En toch gaan ze samen, lichaam en betekenis. Want als ik nu vrijwillig aan iets vreselijks denk, dan draait mijn maag zich bij wijze van spreken om. En als ik veel stress heb, dan voelt mijn lijf naar. En als de zon om mijn huid schijnt, dan heb ik meer vrolijke gedachten. En als iemand “Idioot!” naar me roept, dan doet dat echt pijn. Hoe kan dat dan als er geen oorzakelijk verband is?

 

Toch samenhang?

We moeten weer onderscheid maken in verschillende lagen van bewustzijn. De diepere lagen die samenhangen met ons autonome functioneren als organisme kunnen ervoor zorgen dat we ons lijf enigszins onder controle hebben. Dat is te begrijpen op basis van bijvoorbeeld het eerder aangehaalde onderzoek van Damasio. Hij betoogt ook dat de delen van de hersenen die te maken hebben met de productie van gedachten en gevoelens—namelijk delen van de insulae en de somato-sensorische cortex—in verbinding staan met receptoren in heel ons lichaam. Activiteit in die regionen van het brein kan dus een reactie in de maagstreek veroorzaken.

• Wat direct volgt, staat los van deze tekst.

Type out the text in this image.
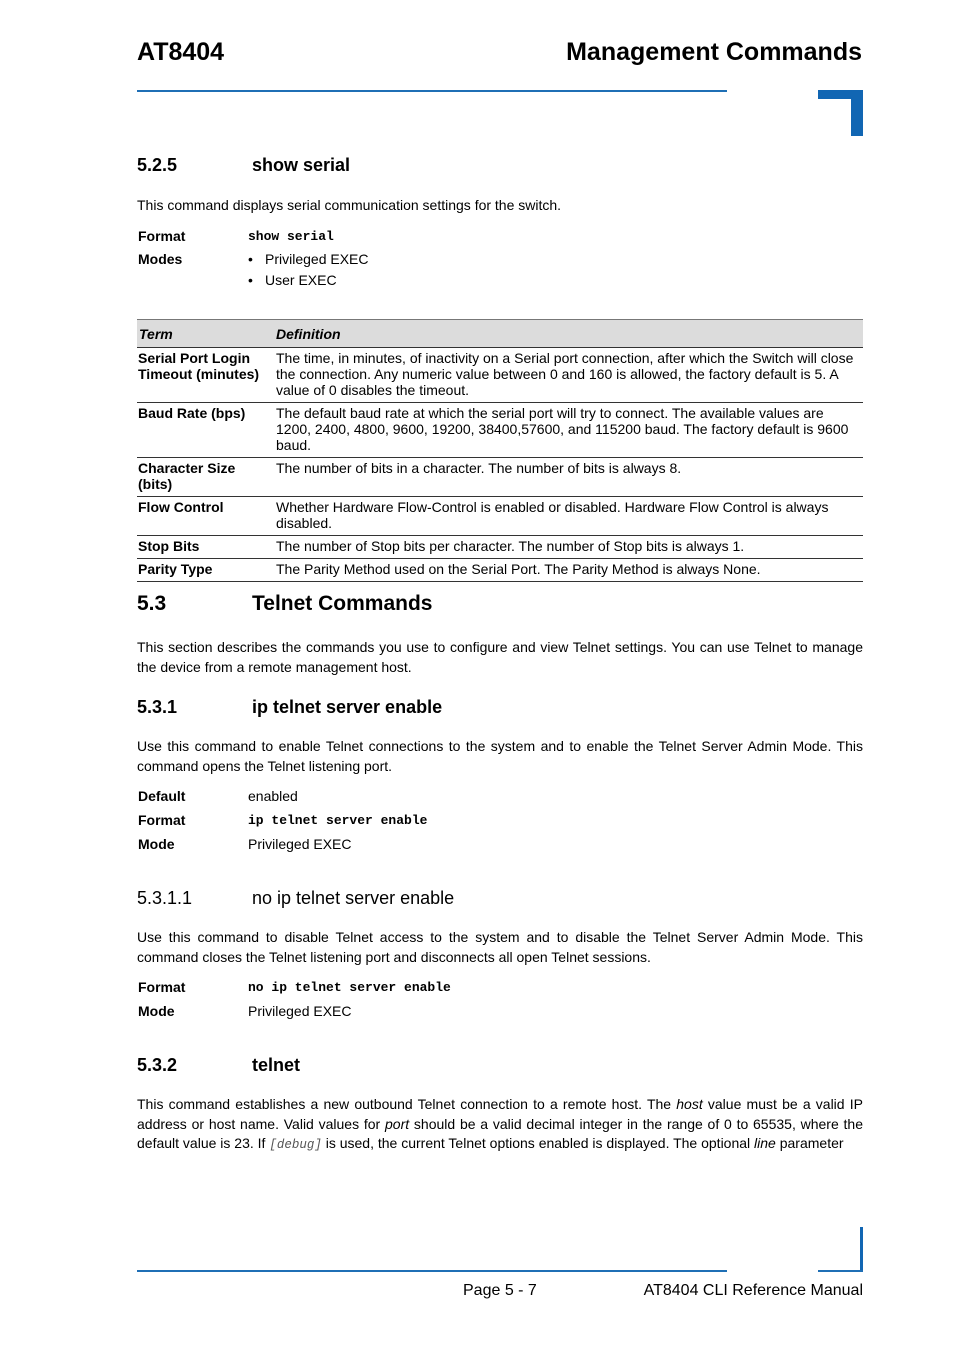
AT8404	Management Commands
5.2.5	show serial
This command displays serial communication settings for the switch.
Format	show serial
Modes	• Privileged EXEC
• User EXEC
Term	Definition
Serial Port Login Timeout (minutes)	The time, in minutes, of inactivity on a Serial port connection, after which the Switch will close the connection. Any numeric value between 0 and 160 is allowed, the factory default is 5. A value of 0 disables the timeout.
Baud Rate (bps)	The default baud rate at which the serial port will try to connect. The available values are 1200, 2400, 4800, 9600, 19200, 38400,57600, and 115200 baud. The factory default is 9600 baud.
Character Size (bits)	The number of bits in a character. The number of bits is always 8.
Flow Control	Whether Hardware Flow-Control is enabled or disabled. Hardware Flow Control is always disabled.
Stop Bits	The number of Stop bits per character. The number of Stop bits is always 1.
Parity Type	The Parity Method used on the Serial Port. The Parity Method is always None.
5.3	Telnet Commands
This section describes the commands you use to configure and view Telnet settings. You can use Telnet to manage the device from a remote management host.
5.3.1	ip telnet server enable
Use this command to enable Telnet connections to the system and to enable the Telnet Server Admin Mode. This command opens the Telnet listening port.
Default	enabled
Format	ip telnet server enable
Mode	Privileged EXEC
5.3.1.1	no ip telnet server enable
Use this command to disable Telnet access to the system and to disable the Telnet Server Admin Mode. This command closes the Telnet listening port and disconnects all open Telnet sessions.
Format	no ip telnet server enable
Mode	Privileged EXEC
5.3.2	telnet
This command establishes a new outbound Telnet connection to a remote host. The host value must be a valid IP address or host name. Valid values for port should be a valid decimal integer in the range of 0 to 65535, where the default value is 23. If [debug] is used, the current Telnet options enabled is displayed. The optional line parameter
Page 5 - 7	AT8404 CLI Reference Manual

Maar de inhoud van de gedachten en gevoelens is zoals gezegd niet te vinden in de hersenen. Die inhoud wordt enkel geconstrueerd en heeft enkel relevantie in het relationele domein. De vraag die nu nog steeds open staat, is hoe betekenisvolle inhoud in het relationele domein en activiteit in onze fysiologie dan toch samenhangen, als die samenhang niet oorzakelijk kan zijn.

Lees daarover in het zesde en laatste deel uit deze serie.

 

VOETNOOT

1 Dat uitgebreide zenuwstelsel is noodzakelijk omdat anders geen feedback mogelijk is op wederzijdse activiteiten. Het is een technisch punt dat hier te ver voert maar bijvoorbeeld in De boom der kennis (Maturana & Varela, 1989, Atlas Contact) goed wordt uitgelegd.